Por supuesto, es posible que en un futuro cercano dejemos ya de considerar la afectividad sólo como un valor añadido al trabajo o como un medio para facilitarlo. Será el momento en el que la clave de los nuevos procesos de producción ya no consistirá sólo en que el cuidado y la atención del individuo adopte una lógica de mercado. Quizá entonces se darán las circunstancias adecuadas para que se produzca el auténtico descubrimiento de la inmensa fuerza productiva de los afectos y de las emociones, lo que hará que la afectividad sea considerada como trabajo en sí misma, exigiéndonos un replanteamiento integral de la afectividad dentro de las formas futuras de la producción biopolítica. Está claro que el primer paso hacia esa situación ya se ha dado, y es la anteriormente mencionada disolución de la vieja incompatibilidad entre trabajo y afecto, en virtud de la cual la afectividad se ve liberada definitivamente de su antiguo y restrictivo encierro en los contextos de lo íntimo y lo familiar, y va convirtiéndose, poco a poco, en el auténtico objeto de producción de las nuevas industrias, diseñadas, cada día más, para producir nuevas formas de vida y de subjetividad.

Y en este conjunto de múltiples dinámicas interrelacionadas, la presencia del cuerpo, ya sometido desde hace décadas a la inmensa proliferación de sus imágenes al servicio de la moda, la cosmética, la dietética o las industrias de la salud en general, se ve sumamente intensificada en otras múltiples vías a consecuencia del emergente interés en la gestión de su química emotiva. La emoción, entendida como esa alteración del cuerpo ligada a un determinado estado afectivo o de ánimo es un punto privilegiado de la nueva dinámica económica, que invierte grandes esfuerzos en propiciar su experiencia intensificada en múltiples formas[5 ]. Precisamente para la gestión de los afectos y del envolvimiento emocional en campos específicos concurren a cada momento todo un sin fin de narraciones y representaciones. Por ejemplo, los programas del corazón o las telenovelas, dos de los más importantes filones de las industrias televisivas, nos demuestran la intensidad de ese placer que parece derivarse del experimentar relaciones afectivas a través de las de los otros (quizá por la capacidad compensatoria de este proceso) haciéndose patente el inmenso poder de la tendencia a la simplificación más extrema de la afectividad (los reality shows tipo Gran hermano, son buenos ejemplos de la dinámica reductora de la complejidad afectiva, llevando a su punto máximo la polaridad afecto-desafecto, centrando precisamente en la expresión de ésta respecto a los concursantes la única y posible participación del público: votar a favor de alguien / votar en contra de alguien).

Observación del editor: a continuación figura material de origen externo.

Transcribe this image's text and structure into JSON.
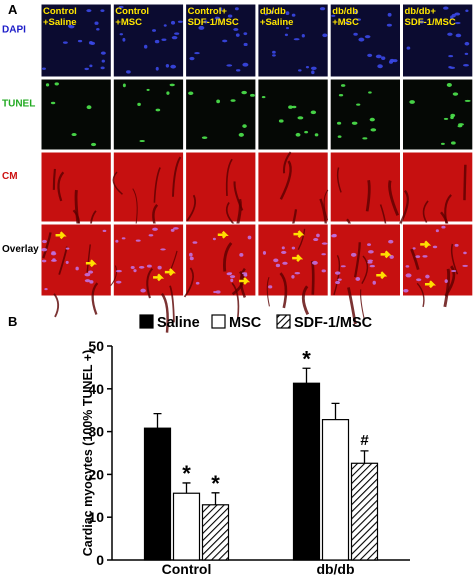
{
  "panel_a": {
    "label": "A",
    "columns": [
      [
        "Control",
        "+Saline"
      ],
      [
        "Control",
        "+MSC"
      ],
      [
        "Control+",
        "SDF-1/MSC"
      ],
      [
        "db/db",
        "+Saline"
      ],
      [
        "db/db",
        "+MSC"
      ],
      [
        "db/db+",
        "SDF-1/MSC"
      ]
    ],
    "rows": [
      {
        "label": "DAPI",
        "color": "#1c1cc8"
      },
      {
        "label": "TUNEL",
        "color": "#22aa22"
      },
      {
        "label": "CM",
        "color": "#cc1111"
      },
      {
        "label": "Overlay",
        "color": "#000000"
      }
    ]
  },
  "chart_data": {
    "type": "bar",
    "label": "B",
    "ylabel": "Cardiac myocytes (100% TUNEL +)",
    "categories": [
      "Control",
      "db/db"
    ],
    "series": [
      {
        "name": "Saline",
        "color": "#000000",
        "values": [
          30.8,
          41.3
        ],
        "errors": [
          3.4,
          3.5
        ],
        "markers": [
          null,
          "*"
        ]
      },
      {
        "name": "MSC",
        "color": "#ffffff",
        "values": [
          15.6,
          32.8
        ],
        "errors": [
          2.4,
          3.8
        ],
        "markers": [
          "*",
          null
        ]
      },
      {
        "name": "SDF-1/MSC",
        "color": "#ffffff",
        "hatch": true,
        "values": [
          12.9,
          22.6
        ],
        "errors": [
          2.8,
          2.9
        ],
        "markers": [
          "*",
          "#"
        ]
      }
    ],
    "ylim": [
      0,
      50
    ],
    "yticks": [
      0,
      10,
      20,
      30,
      40,
      50
    ]
  }
}
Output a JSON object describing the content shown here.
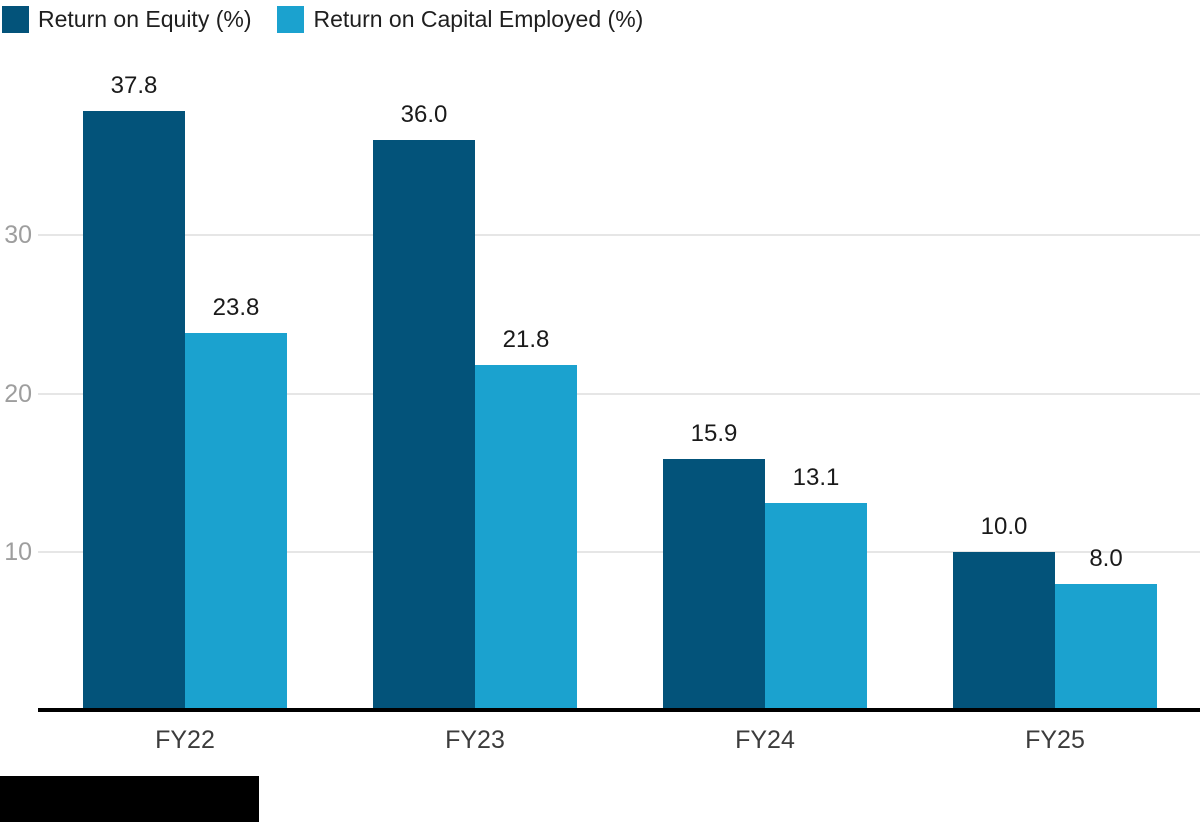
{
  "chart_data": {
    "type": "bar",
    "title": "",
    "xlabel": "",
    "ylabel": "",
    "categories": [
      "FY22",
      "FY23",
      "FY24",
      "FY25"
    ],
    "series": [
      {
        "name": "Return on Equity (%)",
        "color": "#03537A",
        "values": [
          37.8,
          36.0,
          15.9,
          10.0
        ]
      },
      {
        "name": "Return on Capital Employed (%)",
        "color": "#1BA2CF",
        "values": [
          23.8,
          21.8,
          13.1,
          8.0
        ]
      }
    ],
    "yticks": [
      10,
      20,
      30
    ],
    "ylim": [
      0,
      40
    ],
    "grid": true,
    "legend_position": "top-left",
    "value_labels": true
  },
  "colors": {
    "series_dark": "#03537A",
    "series_light": "#1BA2CF",
    "gridline": "#e6e6e6",
    "tick_text": "#9e9e9e",
    "axis_line": "#000000",
    "label_text": "#1a1a1a"
  }
}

Por otra parte, el paradigma biopolítico va imponiendo a marchas forzadas la consideración de los seres humanos más como seres poseedores de una vida de la que gozar y disfrutar que como sujetos políticos (o como sujetos políticos en tanto que son poseedores de aquélla) lo que conlleva que el contexto de las sociedades de más elevado consumo no sea ya propicio para la tecnología disciplinaria, ni siquiera ya para aquel polo del biopoder que Foucault veía centrado en una “anatomopolítica” del cuerpo humano, basado en la pretensión de conseguir su mejor adaptación posible al sistema de producción a fin de que fuese capaz de producir más y mejor.

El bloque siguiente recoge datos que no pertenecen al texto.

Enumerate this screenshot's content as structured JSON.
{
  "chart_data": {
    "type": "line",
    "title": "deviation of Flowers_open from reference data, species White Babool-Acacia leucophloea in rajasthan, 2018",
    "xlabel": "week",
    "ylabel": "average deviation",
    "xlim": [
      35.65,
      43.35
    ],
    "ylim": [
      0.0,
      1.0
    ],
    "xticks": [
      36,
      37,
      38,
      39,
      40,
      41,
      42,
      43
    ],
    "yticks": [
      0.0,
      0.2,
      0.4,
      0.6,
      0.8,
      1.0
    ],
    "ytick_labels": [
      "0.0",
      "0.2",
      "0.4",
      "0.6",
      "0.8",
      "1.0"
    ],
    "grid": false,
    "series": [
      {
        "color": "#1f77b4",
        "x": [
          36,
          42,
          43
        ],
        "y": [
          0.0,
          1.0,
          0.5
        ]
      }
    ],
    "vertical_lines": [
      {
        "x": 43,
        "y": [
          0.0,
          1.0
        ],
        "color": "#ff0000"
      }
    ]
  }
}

Hoy el individuo, en tanto que cuerpo viviente, empieza a ser considerado como riqueza en sí mismo, incluso cuando permanece laboralmente inactivo. Por ejemplo, el que pasea por cualquiera de los macrocentros de ocio y tiempo libre que proliferan en las periferias de nuestras ciudades colabora activamente, tan sólo con sus expectativas de pasarlo bien, en la producción de un “territorio afectivo”, un entorno de relajación colectiva y de receptividad a la diversión prediseñada, un espacio donde él mismo y otros muchos se sentirán a gusto, haciéndose posible la puesta en marcha de todos los complejos sistemas de consumo y filiación de las cada vez más poderosas “industrias de la conciencia”. Pues el valor productivo de los sujetos no está situado ya sólo en su potencial como fuerza de producción como trabajadores, sino en su condición de poseedores de una vida que desea entretenimiento, disfrute, satisfacción. De ahí que se haya afirmado en ya tantas ocasiones que hoy la vida misma “trabaja”).

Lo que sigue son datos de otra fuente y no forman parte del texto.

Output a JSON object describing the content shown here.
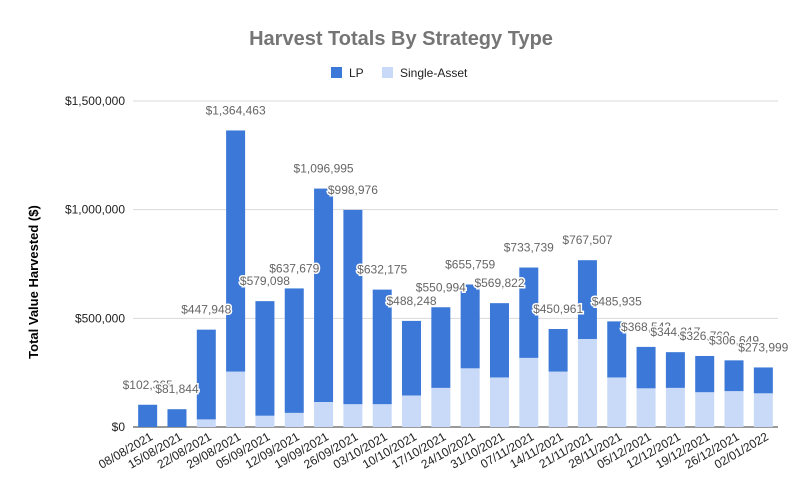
{
  "chart_data": {
    "type": "bar",
    "stacked": true,
    "title": "Harvest Totals By Strategy Type",
    "ylabel": "Total Value Harvested ($)",
    "xlabel": "",
    "ylim": [
      0,
      1500000
    ],
    "yticks": [
      0,
      500000,
      1000000,
      1500000
    ],
    "ytick_labels": [
      "$0",
      "$500,000",
      "$1,000,000",
      "$1,500,000"
    ],
    "grid": true,
    "legend_position": "top",
    "categories": [
      "08/08/2021",
      "15/08/2021",
      "22/08/2021",
      "29/08/2021",
      "05/09/2021",
      "12/09/2021",
      "19/09/2021",
      "26/09/2021",
      "03/10/2021",
      "10/10/2021",
      "17/10/2021",
      "24/10/2021",
      "31/10/2021",
      "07/11/2021",
      "14/11/2021",
      "21/11/2021",
      "28/11/2021",
      "05/12/2021",
      "12/12/2021",
      "19/12/2021",
      "26/12/2021",
      "02/01/2022"
    ],
    "series": [
      {
        "name": "Single-Asset",
        "color": "#c9daf8",
        "values": [
          0,
          0,
          35000,
          255000,
          52000,
          65000,
          115000,
          105000,
          105000,
          145000,
          180000,
          270000,
          228000,
          318000,
          255000,
          405000,
          228000,
          178000,
          180000,
          160000,
          165000,
          155000
        ]
      },
      {
        "name": "LP",
        "color": "#3c78d8",
        "values": [
          102365,
          81844,
          412948,
          1109463,
          527098,
          572679,
          981995,
          893976,
          527175,
          343248,
          370994,
          385759,
          341822,
          415739,
          195961,
          362507,
          257935,
          190543,
          164317,
          166769,
          141649,
          118999
        ]
      }
    ],
    "totals": [
      102365,
      81844,
      447948,
      1364463,
      579098,
      637679,
      1096995,
      998976,
      632175,
      488248,
      550994,
      655759,
      569822,
      733739,
      450961,
      767507,
      485935,
      368543,
      344317,
      326769,
      306649,
      273999
    ],
    "total_labels": [
      "$102,365",
      "$81,844",
      "$447,948",
      "$1,364,463",
      "$579,098",
      "$637,679",
      "$1,096,995",
      "$998,976",
      "$632,175",
      "$488,248",
      "$550,994",
      "$655,759",
      "$569,822",
      "$733,739",
      "$450,961",
      "$767,507",
      "$485,935",
      "$368,543",
      "$344,317",
      "$326,769",
      "$306,649",
      "$273,999"
    ]
  }
}
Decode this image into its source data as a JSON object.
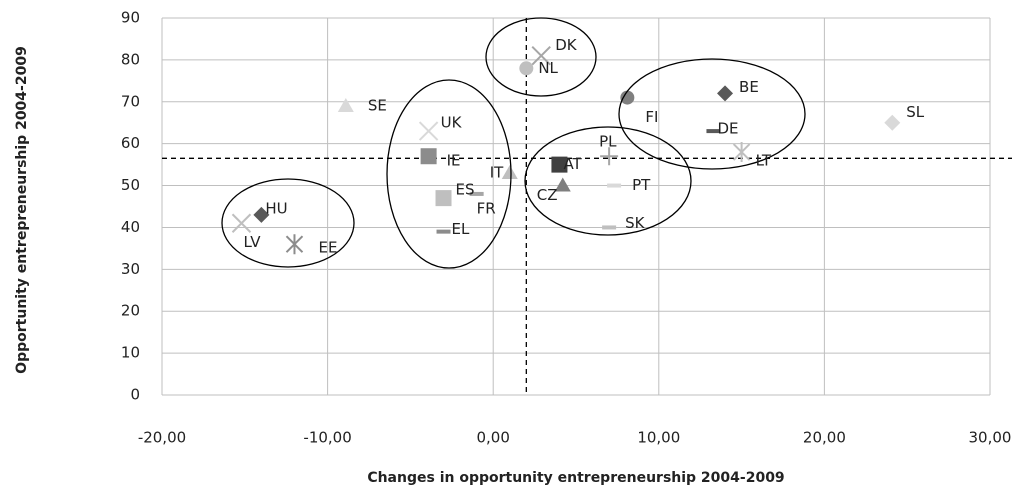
{
  "chart_data": {
    "type": "scatter",
    "x_label": "Changes in opportunity entrepreneurship 2004-2009",
    "y_label": "Opportunity entrepreneurship 2004-2009",
    "xlim": [
      -20,
      30
    ],
    "ylim": [
      0,
      90
    ],
    "xticks": [
      {
        "value": -20,
        "label": "-20,00"
      },
      {
        "value": -10,
        "label": "-10,00"
      },
      {
        "value": 0,
        "label": "0,00"
      },
      {
        "value": 10,
        "label": "10,00"
      },
      {
        "value": 20,
        "label": "20,00"
      },
      {
        "value": 30,
        "label": "30,00"
      }
    ],
    "yticks": [
      0,
      10,
      20,
      30,
      40,
      50,
      60,
      70,
      80,
      90
    ],
    "grid": true,
    "reference_lines": {
      "x": 2,
      "y": 56.5
    },
    "points": [
      {
        "label": "DK",
        "x": 2.9,
        "y": 81,
        "marker": "x",
        "color": "#a6a6a6"
      },
      {
        "label": "NL",
        "x": 2.0,
        "y": 78,
        "marker": "circle",
        "color": "#bfbfbf"
      },
      {
        "label": "SE",
        "x": -8.9,
        "y": 69,
        "marker": "triangle",
        "color": "#d9d9d9"
      },
      {
        "label": "UK",
        "x": -3.9,
        "y": 63,
        "marker": "x",
        "color": "#d9d9d9"
      },
      {
        "label": "IE",
        "x": -3.9,
        "y": 57,
        "marker": "square",
        "color": "#8c8c8c"
      },
      {
        "label": "ES",
        "x": -3.0,
        "y": 47,
        "marker": "square",
        "color": "#bfbfbf"
      },
      {
        "label": "FR",
        "x": -1.0,
        "y": 48,
        "marker": "dash",
        "color": "#a6a6a6"
      },
      {
        "label": "EL",
        "x": -3.0,
        "y": 39,
        "marker": "dash",
        "color": "#8c8c8c"
      },
      {
        "label": "IT",
        "x": 1.0,
        "y": 53,
        "marker": "triangle",
        "color": "#bfbfbf"
      },
      {
        "label": "AT",
        "x": 4.0,
        "y": 55,
        "marker": "square",
        "color": "#404040"
      },
      {
        "label": "CZ",
        "x": 4.2,
        "y": 50,
        "marker": "triangle",
        "color": "#7f7f7f"
      },
      {
        "label": "PL",
        "x": 7.0,
        "y": 57,
        "marker": "plus",
        "color": "#a6a6a6"
      },
      {
        "label": "PT",
        "x": 7.3,
        "y": 50,
        "marker": "dash",
        "color": "#d9d9d9"
      },
      {
        "label": "SK",
        "x": 7.0,
        "y": 40,
        "marker": "dash",
        "color": "#bfbfbf"
      },
      {
        "label": "FI",
        "x": 8.1,
        "y": 71,
        "marker": "circle",
        "color": "#7f7f7f"
      },
      {
        "label": "BE",
        "x": 14.0,
        "y": 72,
        "marker": "diamond",
        "color": "#595959"
      },
      {
        "label": "DE",
        "x": 13.3,
        "y": 63,
        "marker": "dash",
        "color": "#595959"
      },
      {
        "label": "LT",
        "x": 15.0,
        "y": 58,
        "marker": "star",
        "color": "#bfbfbf"
      },
      {
        "label": "SL",
        "x": 24.1,
        "y": 65,
        "marker": "diamond",
        "color": "#d9d9d9"
      },
      {
        "label": "HU",
        "x": -14.0,
        "y": 43,
        "marker": "diamond",
        "color": "#595959"
      },
      {
        "label": "LV",
        "x": -15.2,
        "y": 41,
        "marker": "x",
        "color": "#bfbfbf"
      },
      {
        "label": "EE",
        "x": -12.0,
        "y": 36,
        "marker": "star",
        "color": "#8c8c8c"
      }
    ]
  }
}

Desde luego, la nueva economía biopolítica trata primordialmente de conseguir extraer un excedente de la vida, un beneficio empresarial obtenible en ella y a partir de ella, con una estructuración territorial global y biopolítica liderada por grandes empresas multinacionales, productoras y exportadoras, ante todo, de formas específicas de vivir y disfrutar. La dominación así se va haciendo difusa, inmanente al cuerpo social, hallándose definitivamente interiorizada en él. Sociedad y poder establecen ahora una relación integrada y cualitativa. El individuo sirve y se sirve, a su vez, de una economía basada en el deseo, la afectividad y el placer, incluso en el gozoso desaparecer inducido por las industrias del entretenimiento. De manera que en el contexto de las sociedades más desarrolladas tecnológicamente el poder económico no pretende seguir fundamentando todos sus privilegios en la explotación de los sujetos como fuerza de trabajo sino en la cada vez más lucrativa regulación de sus formas de vida y de sus dinámicas vitales e interacciones personales y afectivas, de sus emociones, de sus hábitos de consumo y satisfacción.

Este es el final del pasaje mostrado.